1% of Greenland's entire population used to live in this single building, which is now slated for demolition. 

With a population of roughly 57,637, Greenland is clearly not the most inhabited place on Earth, it seems hard to believe that 1% of the entire country’s population once resided in the same apartment building. 

But reside together they did, in the 320-unit apartment complex that was not only the largest residential building in the town of Nuuk, but the largest in all of Greenland. 

In an attempt by the Danish parliament to eliminate coastal Inuit settlements and bring Greenland’s infrastructure into the modern day, the garish and unwelcoming Blok P came into being. Construction began in 1965, a 5-story monstrosity that stretched 64 apartments wide, Blok P was an eyesore from the very beginning, and not even remotely conducive to Inuit ways of life.

Primarily fisherman, the reluctant residents of Blok P struggled to fit their fishing gear in the tiny closets designed more for shoes and handbags than bulky nets and poles. Much of their equipment ended up on balconies, blocking fire exits and eliminating any semblance of aesthetic charm the building may have had. Narrow hallways and doors weren’t wide enough for the giant fur coats that were an essential staple of everyone’s wardrobe, and the dwellings were cramped and uncomfortable.
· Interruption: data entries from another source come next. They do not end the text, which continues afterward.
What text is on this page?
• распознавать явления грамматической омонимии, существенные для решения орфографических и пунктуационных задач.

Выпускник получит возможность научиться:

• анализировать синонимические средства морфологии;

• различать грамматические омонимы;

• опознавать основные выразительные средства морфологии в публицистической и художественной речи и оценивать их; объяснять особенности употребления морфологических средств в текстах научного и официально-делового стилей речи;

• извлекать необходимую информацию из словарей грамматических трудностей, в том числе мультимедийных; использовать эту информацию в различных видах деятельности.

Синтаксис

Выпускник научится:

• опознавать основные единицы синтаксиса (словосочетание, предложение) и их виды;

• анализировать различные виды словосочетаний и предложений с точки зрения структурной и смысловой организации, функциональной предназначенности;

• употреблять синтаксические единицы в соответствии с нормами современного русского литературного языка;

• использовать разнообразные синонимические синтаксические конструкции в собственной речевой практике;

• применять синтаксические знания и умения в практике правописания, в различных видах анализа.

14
The most unpleasant oversight on the part of the Danes was the absence of a suitable place for the Inuits to gut their daily catch. For lack of a better solution, the fishermen used the only reasonable place—the bathtub. This resulted in drains clogged with coagulated blood and chunks of fish guts, a not-so-delightful addition to the already uncomfortable lodgings.

In 2010 the government finally called it, started relocating residents, and scheduled the building for demolition. which took place in 2013. While the failed “urbanization project” is no more, it has inspired many community projects and artistic social exhibitions, most notably a permanent exhibit at the North Atlantic House, a cultural center in Copenhagen.